The United States has long been a beacon of liberty for people around the world. As a republic built on the premise that all men are created equal, with a constitution that constrains government power in defense of the individual, it is clear America is compromising its founding principles.
How the Trump administration is responding to last week’s shooting in Washington, D.C. is reflective of this.
In the aftermath of the shooting of two National Guardsmen, one fatally, the Trump administration jumped at the chance to inflict collective punishment on people from all over the world who wish to seek the American Dream legally or seek asylum here.
The accused gunman, an Afghan national who received asylum from the Trump administration this year, reportedly suffered from what appears to be mental health issues. According to the BBC, the accused gunman “spent weeks at a time alone in a dark room and suffered ‘manic episodes.’”
The picture that’s emerging is an all around tragedy. An Afghan asylum seeker who aided American forces in Afghanistan mentally struggling after fleeing his country and resettling in America before inexplicably shooting two people is a terrible story.
Rather than let the American justice system handle matters from here, the Trump administration has chosen to respond to this tragedy by weaponizing the suspected shooter’s background to punish immigrants and asylum seekers.
President Donald Trump, for example, has called for a “permanent pause” on migration from “Third World” countries.

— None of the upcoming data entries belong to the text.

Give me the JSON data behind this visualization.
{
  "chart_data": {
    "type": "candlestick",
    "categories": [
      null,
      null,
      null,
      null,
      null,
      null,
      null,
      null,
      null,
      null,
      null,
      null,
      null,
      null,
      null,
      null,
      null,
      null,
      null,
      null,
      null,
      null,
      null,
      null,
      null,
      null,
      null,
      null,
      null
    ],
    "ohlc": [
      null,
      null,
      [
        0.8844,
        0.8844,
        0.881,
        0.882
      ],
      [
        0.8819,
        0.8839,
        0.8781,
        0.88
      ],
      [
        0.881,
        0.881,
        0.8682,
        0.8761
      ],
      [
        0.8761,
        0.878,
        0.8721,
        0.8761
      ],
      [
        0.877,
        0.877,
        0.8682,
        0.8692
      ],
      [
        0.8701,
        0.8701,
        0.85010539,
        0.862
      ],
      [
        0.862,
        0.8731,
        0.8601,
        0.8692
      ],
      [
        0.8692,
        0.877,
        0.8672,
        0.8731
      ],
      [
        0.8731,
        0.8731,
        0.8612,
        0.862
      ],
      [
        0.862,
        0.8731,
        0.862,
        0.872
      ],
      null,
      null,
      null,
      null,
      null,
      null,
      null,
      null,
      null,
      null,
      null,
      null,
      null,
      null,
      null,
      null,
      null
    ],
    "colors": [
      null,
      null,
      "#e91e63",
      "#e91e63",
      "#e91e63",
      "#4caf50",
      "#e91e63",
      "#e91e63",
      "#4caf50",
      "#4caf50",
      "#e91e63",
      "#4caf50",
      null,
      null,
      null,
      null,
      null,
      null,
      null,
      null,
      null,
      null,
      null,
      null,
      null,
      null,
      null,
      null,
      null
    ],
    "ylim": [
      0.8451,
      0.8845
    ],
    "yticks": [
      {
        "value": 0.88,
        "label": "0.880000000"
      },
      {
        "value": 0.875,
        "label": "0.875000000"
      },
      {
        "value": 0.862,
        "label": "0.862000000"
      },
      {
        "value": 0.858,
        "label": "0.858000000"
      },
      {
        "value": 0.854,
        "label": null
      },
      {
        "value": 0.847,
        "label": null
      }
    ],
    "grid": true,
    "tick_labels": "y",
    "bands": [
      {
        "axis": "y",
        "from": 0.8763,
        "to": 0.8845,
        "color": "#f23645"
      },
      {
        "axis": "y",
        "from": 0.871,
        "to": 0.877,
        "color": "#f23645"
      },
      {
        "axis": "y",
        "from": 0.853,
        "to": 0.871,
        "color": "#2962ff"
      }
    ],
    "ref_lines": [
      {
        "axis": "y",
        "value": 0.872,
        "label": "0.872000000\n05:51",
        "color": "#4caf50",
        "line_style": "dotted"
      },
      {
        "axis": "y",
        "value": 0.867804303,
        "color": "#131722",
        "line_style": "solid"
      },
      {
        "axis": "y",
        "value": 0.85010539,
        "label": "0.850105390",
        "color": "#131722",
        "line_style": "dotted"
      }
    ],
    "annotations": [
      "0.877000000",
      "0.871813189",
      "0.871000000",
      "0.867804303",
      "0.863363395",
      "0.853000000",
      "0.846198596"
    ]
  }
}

He also ordered a halt to asylum claims.
Meanwhile, U.S. Department of Homeland Security Kristi Noem unleashed a xenophobic screed through her official account on X, “I just met with the President. I am recommending a full travel ban on every damn country that’s been flooding our nation with killers, leeches, and entitlement junkies. Our forefathers built this nation on blood, sweat, and the unyielding love of freedom—not for foreign invaders to slaughter our heroes, suck dry our hard-earned tax dollars, or snatch the benefits owed to AMERICANS. WE DON’T WANT THEM. NOT ONE.”
This sort of absurd rhetoric panders to the worst elements of the xenophobic right while somehow pretending to be concerned with freedom and America’s founding principles.
This shouldn’t be complicated.
In America, individuals should be held accountable for their actions. Collective punishment of immigrants and asylum seekers is self-evidently wrong.
In America, we should welcome those who wish to legally travel here and immigrate here who stand on their own merits as individuals. Depriving people of that opportunity solely because of where they’re from is self-evidently wrong.
And in America, we should have the sense to put into positions of power people who know better than to make their darkest thoughts national policy. That should be self-evident.